How do I get a light that is controlled but three switches (one at the door entry, one at each side of the headboard to the bed) in sync????Never can get all three switches to work in sync.... this drives me nuts!!!! 2 are always wrong and one right... what do I do????


----------



## dSilanskas (Mar 23, 2008)

wires are crossed.


----------



## dSilanskas (Mar 23, 2008)

Open up the switches are take pictures or tell us what you have for wires.


----------



## Scuba_Dave (Jan 16, 2009)

I usually take out one switch & flip it over :laughing:

*jynx*


----------



## nap (Dec 4, 2007)

turn the odd switch upside down


If what you mean is you have 2 3 way switches and 1 4 way switch, you can always end up with an odd switch depending on what order you turned the lights on and off using any given switch. If you are this anal about the switches, I suggest you get push button switches


----------



## dSilanskas (Mar 23, 2008)

I think they are saying that the travelers are reversed on one of the switches so they are not working right. But I could be mistaken:whistling2:


----------



## sparks1up (May 5, 2010)

:no::laughing: Focus your energy on something more deserving of your attention! There is nothing wrong with the switches, they will never "sync up" no matter what you do! But hey ...guess what? They are working exactly as they should! You have the ability to turn on or off the light no matter which entrance to the area you use and if you look you will see that none ...not a one of those switches says ON or OFF in any position. That's because they can be ON or OFF in any position...pretty versatile wouldn't you say? :no::laughing:


----------



## Jim Port (Sep 21, 2007)

I agree with Nap, 2 3ws and a 4w. One of the switches is up when the lights are off. or down when on.

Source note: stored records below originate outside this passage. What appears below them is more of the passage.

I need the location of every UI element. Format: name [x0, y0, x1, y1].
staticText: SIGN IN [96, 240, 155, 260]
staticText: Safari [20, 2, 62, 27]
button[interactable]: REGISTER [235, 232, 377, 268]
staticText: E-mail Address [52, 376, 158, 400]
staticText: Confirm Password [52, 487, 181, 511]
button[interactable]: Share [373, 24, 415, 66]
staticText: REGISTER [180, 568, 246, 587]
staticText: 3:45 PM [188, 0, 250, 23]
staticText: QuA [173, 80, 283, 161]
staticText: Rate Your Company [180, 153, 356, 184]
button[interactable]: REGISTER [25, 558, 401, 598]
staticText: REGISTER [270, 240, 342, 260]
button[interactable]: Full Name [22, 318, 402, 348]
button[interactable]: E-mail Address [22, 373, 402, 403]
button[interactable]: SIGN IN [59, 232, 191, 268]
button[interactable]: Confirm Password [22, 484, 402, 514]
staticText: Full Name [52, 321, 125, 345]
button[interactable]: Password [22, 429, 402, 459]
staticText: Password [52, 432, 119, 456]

If I need to turn those lights on I just change the switch to the other position.


----------



## Speedy Petey (Feb 1, 2004)

Linda Shufeldt said:


> How do I get a light that is controlled but three switches (one at the door entry, one at each side of the headboard to the bed) in sync????Never can get all three switches to work in sync.... this drives me nuts!!!! 2 are always wrong and one right... what do I do????

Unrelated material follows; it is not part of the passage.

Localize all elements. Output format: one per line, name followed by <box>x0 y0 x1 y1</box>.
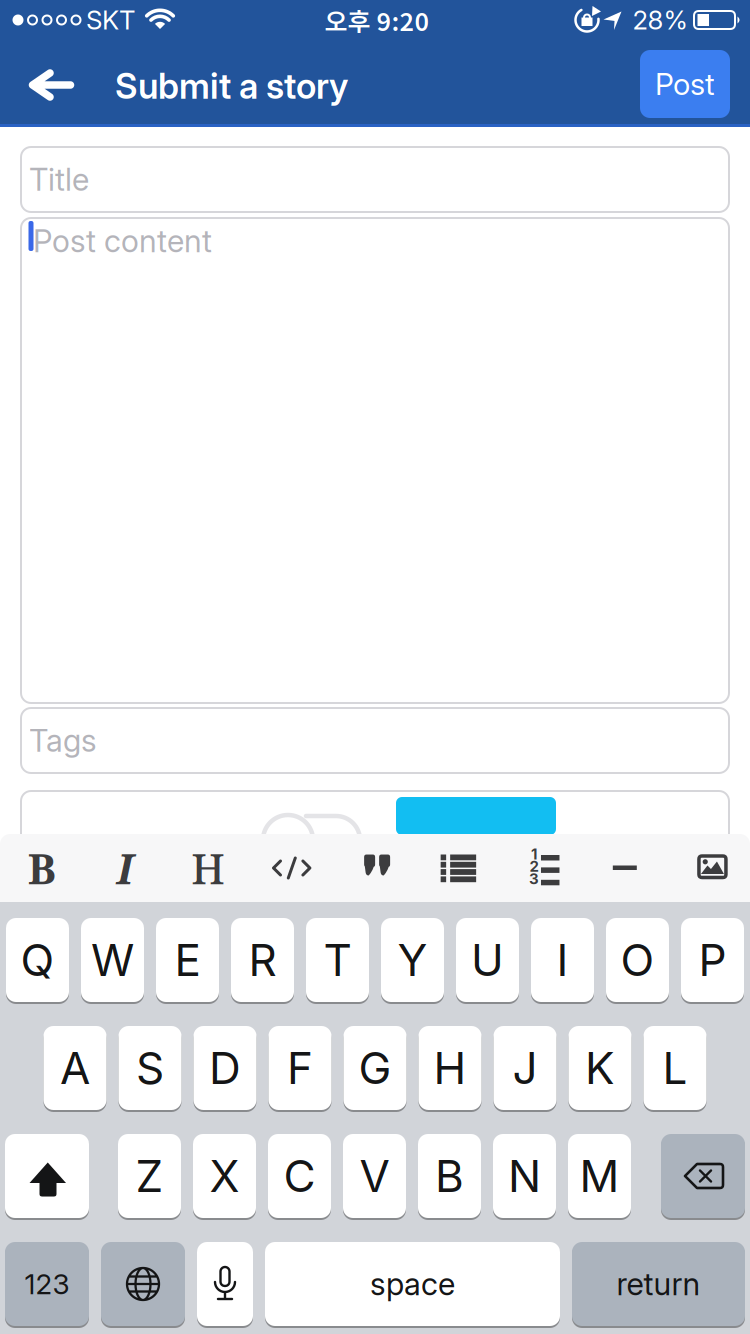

I truly hope you are not referring to the position of the switches like the other are suggesting. 

There is NO "right" or "wrong" position when it comes to 3 & 4 way switches.


----------



## Leah Frances (Jan 13, 2008)

Here's how they stay in sync:
Let's imagine lights are out and all switches are down. 
- OP enters room and switches light on at door: lights on and now two down = 'off', one up = 'on'. 
- OP turns off light at one side of head board by switching it up: now lights off with two switches in the up or 'on' position and one switch in the down or 'off' position. 
- OP gets up in the AM and turns on the lights by switching the light by the bed into the down or 'off' position. Again lights are on with two switches in the 'off' position. 
- OP leaves the room turning the lights off by switching the switch by the door into the off position . Lights off and all switches are 'off' 


Or, if you skimmed this because it's wordy and absurd - there's a reason they don't print on and off on three way switches - *it's cause they're toggle switches NOT on/off switches. *


----------



## AllanJ (Nov 24, 2007)

This is one of those unsolvable math problems discussed at length in Victorian themed high ceilinged libraries over tea.

Given a 4 way switch setup (3 switches) exactly one of the following will be true:
1. The light will be off when all three switches are down and on when all three switches are up,
2. The light will be on when all three switches are down and off when all three switches are up.

If you physically open up one switch box and turn the switch upside down, you will convert from #1 to #2 or you will convert from #2 to #1.

In addition, if you label the switches A, B, and C, then if for a given setting of A, a given setting of B and a given setting of C the light is on, then the light will always be on for that group of (up/down) settings regardless of what order you flipped the switches to get to that group of settings. For three switches there are eight groups of settings; the light will be on for four of those groups of settings. I will leave it as an exercise to write down those settings all on one sheet of paper in tabular form.

Hint: Imagine that all of the switches are down and the light is off. By definition, in a 3-way or 4-way setup, flipping any one switch turns the light (on/off). Flip one switch up. The light goes on. Flip another switch up. The light goes off. Flip the third switch up. The light goes on.

OT: Yet another unsolvable problem for you math Ph.D's. The 7 bridges of Ko:nigsberg (Koenigsberg).


----------